Threads execute across N instances of the function
body. There are no ordering guarantees among threads
spawned by one call to parallel_for_each. If there are two
calls (A and B) to a single
parallel_for_each call site, resulting in threads
A0, A1, B0, B1
executing body, then thread A0 will begin
executing body ahead of B0 and A1
will begin executing body ahead of B1.
Example
uint32[10] a;
parallel_for_each(a, [](uint4 i, uint32 x)
{
...
});
Parameters
-
typename TType of each input array element.
-
auto NNumber of replicas to
bodyto instantiate. -
auto MaxCallerThreads = max_threads_limit
Maximum number of threads concurrently executing inside of
parallel_for_each. Caller must ensure this limit is not exceeded.
Arguments
-
T[N] arrInput array to be processed (each element is processed by a separate call to
body). -
(index_t<N>, T) -> void body
Function which processes one input array element on each call.
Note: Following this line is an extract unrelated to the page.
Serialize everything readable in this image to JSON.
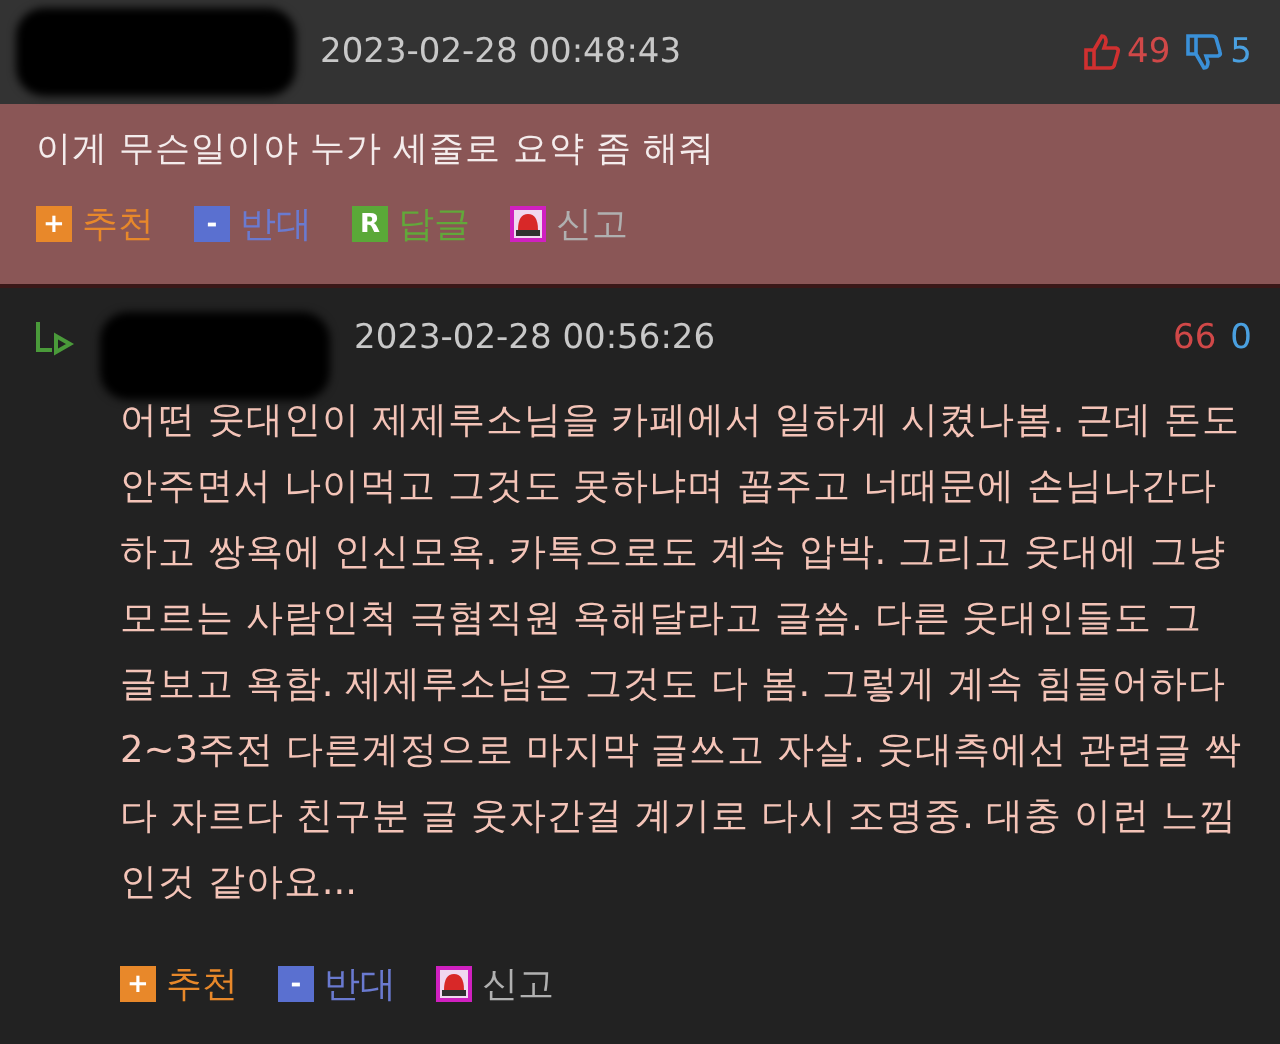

template <auto N, typename T, auto MaxCallerThreads = max_threads_limit> inline T[N] parallel_map(auto count, (index_t<N>) -> T body) §
Spawn count threads executing body, which
can be a lambda or a function taking one argument specifying the thread
index from the range [0, count]. The function returns an
array T[N] of values produced by body.
N must not be greater than count.
Threads execute across N instances of the function
body. There are no ordering guarantees among threads
spawned by one call to parallel_map. If there are two calls
(A and B) to a single
parallel_map call site, resulting in threads
A0, A1, B0, B1
executing body, then thread A0 will begin
executing body ahead of B0 and A1
will begin executing body ahead of B1.
Example
auto a = parallel_map<4>(x, [](uint2 i) -> uint32
{
// ...
});
Hardware
Each call to parallel_map broadcasts captured variables
to N FIFOs. Each of these FIFOs is associated with a
pipeline which is an instance of body. After executing
body, the return result is placed into a FIFO. Results from
all FIFOs are dequeued and returned.
void F(uint32 x, uint32 y)
{
parallel_map<2>(2, [x, y](index_t<2> tid) -> uint32
{
return x + y;
});
}
Parameters
-
auto NNumber of replicas to
bodyto instantiate. -
typename TType of each output array element.
-
auto MaxCallerThreads = max_threads_limit
Maximum number of threads concurrently executing inside of
parallel_map. Caller must ensure this limit is not exceeded.
Arguments
-
auto count
Number of times that
bodywill be invoked. Must be no greater thanN. -
(index_t<N>) -> T body
Function which returns one array element on each call.